Sat | Jan 23, 2021

Hope Zoo reopens - Implements physical distancing and sanitisation procedures

Published:Saturday | July 4, 2020 | 12:18 AMJamila Litchmore/Special Projects and Engagement Editor
Hope Zoo curator Joey Brown pets a sheep inside the zoo’s refurbished petting zoo and sheep enclosure which is also home to one goat, named Candy.
Hope Zoo curator Joey Brown pets a sheep inside the zoo’s refurbished petting zoo and sheep enclosure which is also home to one goat, named Candy.

The Hope Zoo Preservation Foundation has reopened to the public following an almost three-month closure of public gardens and zoos.

To protect patrons and staff, the facility has implemented several physical distancing and sanitising measures, including using floor tape and signs to encourage personal space and mounting hand sanitiser dispensers and hand-washing stations.

All guests must have their temperature checked and the wearing of masks is compulsory.

“[Masks are] mandatory. No mask, no entry,” Valerie Juggan-Brown, director of the Hope Zoo Preservation Foundation told The Gleaner.

The Ministry of Industry, Commerce, Agriculture and Fisheries closed all public gardens under its control on March 20, to limit the spread of coronavirus (COVID-19) in Jamaica.

Hope Zoo reopened June 15 after Prime Minister Andrew Holness gave the green light for zoos, theme parks, and river rafting to resume operations for an initial period of two weeks, with a planned review on June 30.

After review, Holness announced adjusted opening hours of 10:00 a.m. to 4 p.m. for zoos.

Following closely the protocols intimated in the June 12 digital press conference, Hope Zoo’s petting zoo and budgie feeding facilities remain closed. With the overall aim of limiting interactions, guided tours have been suspended and guests have been permitted to bring their own food and drink.

The facility also has rigorous sanitisation procedures.

“We have been wiping down all the rails, on the hour, every hour. We have been disinfecting the bathrooms, following all the protocols as stipulated by [the] Government,” said Juggan-Brown.

Event and Marketing Manager Patrice Levy adds that the facility’s gazebos have also been equipped to keep guests safe.

“We have supplied hand sanitiser stations for every single gazebo. We have 10 gazebos and we have also installed two hand-wash stations within the zoo, separate and apart from the restrooms,” said Levy.


With 55 acres, social distancing has been easy.

“It’s easy to social distance here. We have so much land [and] the lawn to spread out. So, you know, it’s easy to come with your family and then still keep a distance from anyone else in the zoo,” said Joey Brown, the zoo’s curator.

A medical room has also been set up for COVID-19 isolation, should it be required.

Owing to repairs and renovations undertaken during the closure, the zoo now has a new look.

“We actually kind of painted and like fixed up our petting zoo area quite a bit. So, when we can open that, it’s gonna be very updated now. We updated some of our crocodile exhibits, which were, you know, built here in the early ‘60s when the zoo first opened; and we kind of repainted and landscaped all those. They’re much nicer now,” said Brown.

The zoo’s rescue arm, a partnership with the National Environment and Planning Agency (NEPA), is also going strong. A crocodile was rescued last week from the Stony Hill area and will, after rehabilitation, be released back into the wild.

“[That’s] still ongoing, we get those rescue calls working as a NEPA sanctuary. NEPA [actually] just brought another barn owl. So that’s just continuous, [rescuing] the crocodiles and the birds. Working with NEPA [is] an ongoing relationship,” said Brown.

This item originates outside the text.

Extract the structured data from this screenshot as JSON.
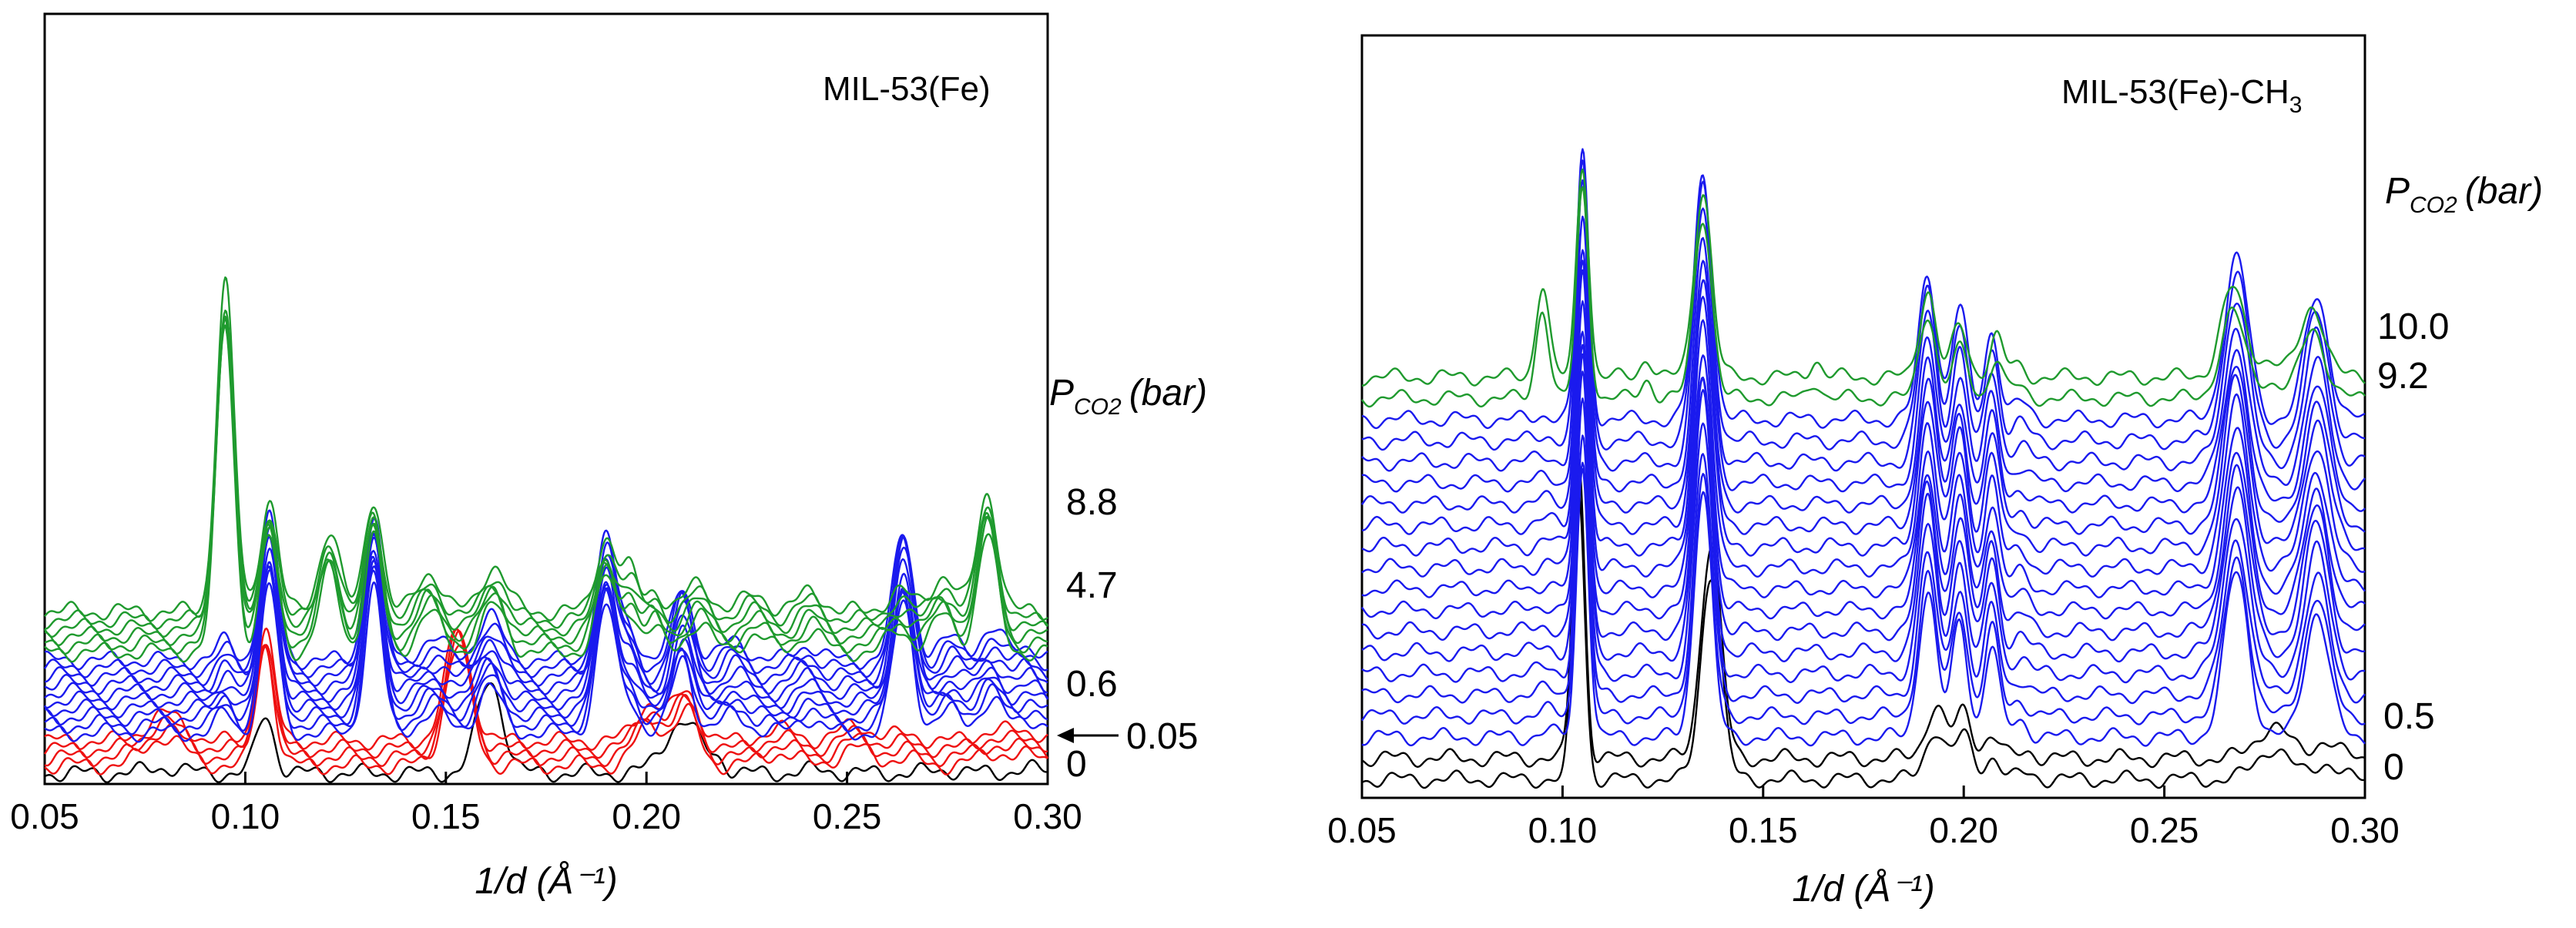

Now that the gates are open, the zoo is offering specials and discounts to bring people out to enjoy the facilities and animals there.

Its ‘Post-COVID’ discount of $1,000 per person, implemented June 15, has been extended to the end of July and there are plans for several other discounts and packages.

“I think, you know, we have a great opportunity for people to get outside and get out of the house a bit,” said Brown.

The zoo had a Father’s Day special on June 21. Fathers were allowed free entry into the zoo.

Even without specials, the guests are returning, much to the delight of the macaws.

“The macaws are very happy,” said Levy.

“Some animals, they could care less and some animals, the macaws, who love the people interaction stuff, you know, they’re constantly [saying] ‘Hello’ [and] talking and stuff. So they get a kick out of whenever there are kids and families walking around. More interaction for them,” shared Brown

As the zoo crafts its own ‘new normal’, they remain grateful for the help extended to them during the heights of closure.

The GoFundMe campaign launched May 5 to help them weather the pandemic raised a total of US$10,030 from 160 donors and helped to provide much-needed support.

“It has been critical just to help with the daily needs, you know, food, diet and even medical needs we talked about. We have over 1,000 animals and there are extensive needs on a daily basis to keep these animals fed and healthy. So pretty much all the money went to helping support and feed a lot of those animals, food and medical supplies as well,” said Brown.